The Censor Crack’d
When it comes to bowdlerizing Agatha Christie, it’s not hard to figure out whodunnit
Dame Agatha Christie, the most well-known and successful author of mystery novels in English, has fallen under the censor’s microscope.
HarperCollins, publisher of new editions of Christie’s work, has re-worked or removed passages from her novels and will continue to do so, editing language they deem objectionable to modern readers in subsequent future re-releases.
Dubbed the “Queen of Crime,” Agatha Mary Clarissa Christie was born in Torquay in 1890. She published her first novel, The Mysterious Affair at Styles, in 1920. In the ensuing sixty years, she published 66 novels, 14 collections of short stories and wrote The Mousetrap, the world’s longest-running play, performed continuously (absent a brief break for Covid) in the West End since 1952. In 1971 she received the Order of the British Empire for her contributions to art and literature from Queen Elizabeth II. The Guinness Book of World Records credits her as the best-selling fiction author of all time, with over two billion books sold. She died in Oxfordshire in 1976.
Christie’s most successful creations are the eccentric Belgian detective Hercule Poirot and the resourceful Miss Marple. Her publisher has edited novels featuring both detectives to remove potentially offensive language, with a special focus on insults and references to ethnicity. The edits are already visible in digital editions of Christie’s works. They encompass the entire run of Poirot and Marple novels, and will carry forward into print editions.
The edits remove references to ethnicity, with characters no longer described as Jewish, Black or Gypsy. They’ve excised the word ‘Oriental’, along with the N-word. Where applicable, they’ve replaced the word ‘natives’ with ‘locals.’ This is the first time anyone has substantially edited Christie’s work, although they did renamed her novel Ten Little Indians to And Then There Were None in 1977 for the obvious reasons. It was the second title change for the book. The first of the three was even worse.
Sensitivity readers, a relatively new job in publishing, made this edit. These professional censors on publisher payrolls vet both old and new works for potentially offensive language and descriptions. They are among the lowest-paid professionals in the publishing industry.

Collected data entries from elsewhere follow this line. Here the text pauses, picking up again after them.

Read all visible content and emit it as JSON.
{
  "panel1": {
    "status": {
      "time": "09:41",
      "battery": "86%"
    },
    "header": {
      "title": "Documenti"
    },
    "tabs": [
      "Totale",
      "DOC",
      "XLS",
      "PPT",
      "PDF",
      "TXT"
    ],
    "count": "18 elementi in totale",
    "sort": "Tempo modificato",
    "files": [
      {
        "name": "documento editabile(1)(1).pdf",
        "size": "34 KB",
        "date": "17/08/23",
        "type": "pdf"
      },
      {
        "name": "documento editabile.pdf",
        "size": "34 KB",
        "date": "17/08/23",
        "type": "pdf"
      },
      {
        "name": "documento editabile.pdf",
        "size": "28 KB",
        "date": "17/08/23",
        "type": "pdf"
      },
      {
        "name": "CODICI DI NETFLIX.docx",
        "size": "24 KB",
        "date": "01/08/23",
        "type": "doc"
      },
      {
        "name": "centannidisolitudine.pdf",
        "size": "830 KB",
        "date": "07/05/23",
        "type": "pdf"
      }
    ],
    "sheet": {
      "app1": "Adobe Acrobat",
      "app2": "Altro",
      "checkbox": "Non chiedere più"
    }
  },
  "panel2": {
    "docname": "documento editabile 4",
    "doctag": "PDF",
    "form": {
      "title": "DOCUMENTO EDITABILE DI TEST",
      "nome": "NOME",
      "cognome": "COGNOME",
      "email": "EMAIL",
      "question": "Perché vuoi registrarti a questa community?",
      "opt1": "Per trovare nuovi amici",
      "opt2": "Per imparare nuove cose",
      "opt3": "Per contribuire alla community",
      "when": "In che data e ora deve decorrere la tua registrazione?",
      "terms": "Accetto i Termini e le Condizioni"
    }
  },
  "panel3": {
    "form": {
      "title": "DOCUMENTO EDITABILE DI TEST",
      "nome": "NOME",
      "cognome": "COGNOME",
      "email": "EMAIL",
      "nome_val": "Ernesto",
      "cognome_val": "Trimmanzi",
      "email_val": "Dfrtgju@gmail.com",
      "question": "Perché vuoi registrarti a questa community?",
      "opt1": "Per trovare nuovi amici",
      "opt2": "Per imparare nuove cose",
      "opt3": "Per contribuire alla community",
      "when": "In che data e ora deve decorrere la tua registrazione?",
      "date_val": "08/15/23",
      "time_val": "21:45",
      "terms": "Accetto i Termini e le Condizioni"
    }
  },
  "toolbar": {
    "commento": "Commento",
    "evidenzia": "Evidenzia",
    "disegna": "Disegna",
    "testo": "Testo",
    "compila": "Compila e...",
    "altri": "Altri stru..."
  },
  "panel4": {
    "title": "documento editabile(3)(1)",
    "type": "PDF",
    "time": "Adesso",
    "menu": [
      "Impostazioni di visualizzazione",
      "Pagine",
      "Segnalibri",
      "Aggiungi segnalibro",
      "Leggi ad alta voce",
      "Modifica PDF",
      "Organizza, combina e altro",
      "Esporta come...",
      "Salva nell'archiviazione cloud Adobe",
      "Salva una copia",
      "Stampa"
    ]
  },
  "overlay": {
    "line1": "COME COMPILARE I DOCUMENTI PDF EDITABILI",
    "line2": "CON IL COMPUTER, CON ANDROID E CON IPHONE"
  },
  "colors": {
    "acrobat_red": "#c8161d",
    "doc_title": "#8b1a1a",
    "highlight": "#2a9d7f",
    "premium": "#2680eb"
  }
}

In addition to removing specific terms or language, the sensitivity readers have changed some descriptions in Christie’s novels. Mrs. Allerton’s descriptions of some children she encounters in Death on the Nile have been edited to remove references to distinguishing physical characteristics. Likewise, the description of a black hotel worker in the 1964 Miss Marple novel A Caribbean Mystery no longer mentions his ”lovely white teeth.”
As noted in an earlier article in these pages, editing works to keep them relevant to modern readers is neither new nor particularly “woke.” Indeed, some of the classics of early English literature would not have survived were it not for the untiring work of editors laboring to remove outdated or obscure language. But the edits to Christie are, like those to the works of Fleming and Roald Dahl, evidence of a new cultural activism in publishing that can, at times, border on the suspect.
I wonder, for example, how it serves readers’ sensitivities to remove the description “Nubian” (a historic nationality) in reference to some characters in Death on the Nile. Likewise, they’ve removed references to race and culture altogether at several points in The Mysterious Affair at Styles. How does creating a racially and nationally monochromatic world serve the cause of social justice?
It is worth noting that they’ve made these edits spontaneously. No one has raised a great hue and cry about the novels of Agatha Christie. So why, given the questions in the paragraph above, make them at all? Caution is a fine reason and discretion definitely has a place in publishing. But maybe they’re taking this sensitivity exercise too far, whether out of moral enthusiasm or a desire to “make work” for the new kids in publishing. Time will tell. And the quality of the re-edited works will, upon publication, tell all.